Lately, I have been seriously considering emigrating to a more civilized part of the World. Anywhere but this ridiculous excuse of a country.

So far the following places are on my list: (In alphabetical order)

- Australia, because there is supposedly lots of space, and the climate is way better.

- Canada, because there is supposedly lots of space, and the level of civilization seems to be high, and I believe it is sort of a welfare society as well. I have to confess that I have looked a lot into the immigration process already. I think my first choice would be Northwest territories, Around 40.000 people in a place the size of Spain means plenty of room for a small forest for me, and perhaps even a place to fish and hunt.

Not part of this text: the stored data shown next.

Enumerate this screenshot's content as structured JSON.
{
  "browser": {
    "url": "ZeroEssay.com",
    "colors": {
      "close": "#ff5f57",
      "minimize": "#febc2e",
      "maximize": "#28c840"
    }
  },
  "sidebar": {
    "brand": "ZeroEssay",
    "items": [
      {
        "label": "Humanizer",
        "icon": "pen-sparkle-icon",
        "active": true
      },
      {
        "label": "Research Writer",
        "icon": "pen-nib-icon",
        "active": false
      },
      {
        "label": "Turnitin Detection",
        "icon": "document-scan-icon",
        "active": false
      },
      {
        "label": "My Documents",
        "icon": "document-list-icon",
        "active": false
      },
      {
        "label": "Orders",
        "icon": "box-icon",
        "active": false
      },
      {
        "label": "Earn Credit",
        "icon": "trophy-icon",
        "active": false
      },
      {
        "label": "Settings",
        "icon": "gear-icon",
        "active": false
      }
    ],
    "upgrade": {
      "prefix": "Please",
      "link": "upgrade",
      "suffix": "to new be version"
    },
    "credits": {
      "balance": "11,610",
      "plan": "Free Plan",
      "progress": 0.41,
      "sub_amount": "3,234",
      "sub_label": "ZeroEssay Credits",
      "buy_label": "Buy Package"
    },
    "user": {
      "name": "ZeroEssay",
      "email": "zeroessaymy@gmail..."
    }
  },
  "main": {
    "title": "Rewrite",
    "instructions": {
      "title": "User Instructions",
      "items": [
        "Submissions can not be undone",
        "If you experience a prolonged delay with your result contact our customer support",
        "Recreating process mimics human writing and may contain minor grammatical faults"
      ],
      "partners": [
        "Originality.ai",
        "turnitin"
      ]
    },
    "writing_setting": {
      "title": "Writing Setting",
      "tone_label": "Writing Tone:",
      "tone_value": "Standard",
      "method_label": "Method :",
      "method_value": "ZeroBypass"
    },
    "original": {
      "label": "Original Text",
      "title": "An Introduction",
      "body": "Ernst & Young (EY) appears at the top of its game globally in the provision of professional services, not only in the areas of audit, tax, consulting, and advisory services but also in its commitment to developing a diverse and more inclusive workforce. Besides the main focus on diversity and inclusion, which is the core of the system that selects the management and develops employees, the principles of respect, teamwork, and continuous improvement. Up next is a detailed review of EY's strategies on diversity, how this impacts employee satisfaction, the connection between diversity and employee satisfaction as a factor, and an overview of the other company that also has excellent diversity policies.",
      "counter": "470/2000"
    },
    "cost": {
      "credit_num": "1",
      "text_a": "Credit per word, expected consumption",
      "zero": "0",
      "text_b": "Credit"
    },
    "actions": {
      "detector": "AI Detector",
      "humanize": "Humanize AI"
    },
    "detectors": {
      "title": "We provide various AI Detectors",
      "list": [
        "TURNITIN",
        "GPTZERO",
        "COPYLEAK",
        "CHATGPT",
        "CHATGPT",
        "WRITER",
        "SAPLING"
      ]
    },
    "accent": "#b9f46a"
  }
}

-England, because of the level of civilization, and they have a better climate.

-Germany, because of the level of civilization, some very nice and friendly people mixed with a beautiful language and a better climate (in the southern part at least).

-USA, because of the much more liberal laws and there is really nice people and lots of space. I would probably opt for Oregon, Montana or Alaska. The climate is also better.

Anyway, the rest of the family isn't quite convinced that it is time to move on yet, so it seems that I am stuck here.

The new sewage system itself is something called a planted filtration unit. It is an excavation filled with gravel with some special plants planted on top of it. There is an aeration system in the bottom of it that will supposedly enhance the bacteria efficiency.
It is not a particular advanced thing to make, but do to our legislation, things like this has to be made by an authorized person.

The old system meant that for every cubic meter of water that we used, we had to pay dkk 5.32 (80 cent).
With this new filtration unit this price has graciously been lowered to dkk 1.1 (17 cent).
BUT then there is a new requirement to have the system serviced once per year with a sample of the water being taken and sent to the commune for verification of the state of the filtration unit. cost: dkk 2000 (300 $)
There is also a small compressor that uses electrical power of around dkk 400 (65 $)

So all in all the system is a lot more expensive to us. See if you can guess which Dane is not very

The good news is that the basic porch is complete, I still need to make a few trimmings to it though.
There will be a 14 feet wide stair on the front part of it, going down to the lawn, and I need to make some sort of railing system to make it look more completed.

There used to be an OK lawn here. 

The filtration system.

The new porch 

The south part of the porch.

This is much more fun than messing with sewage systems.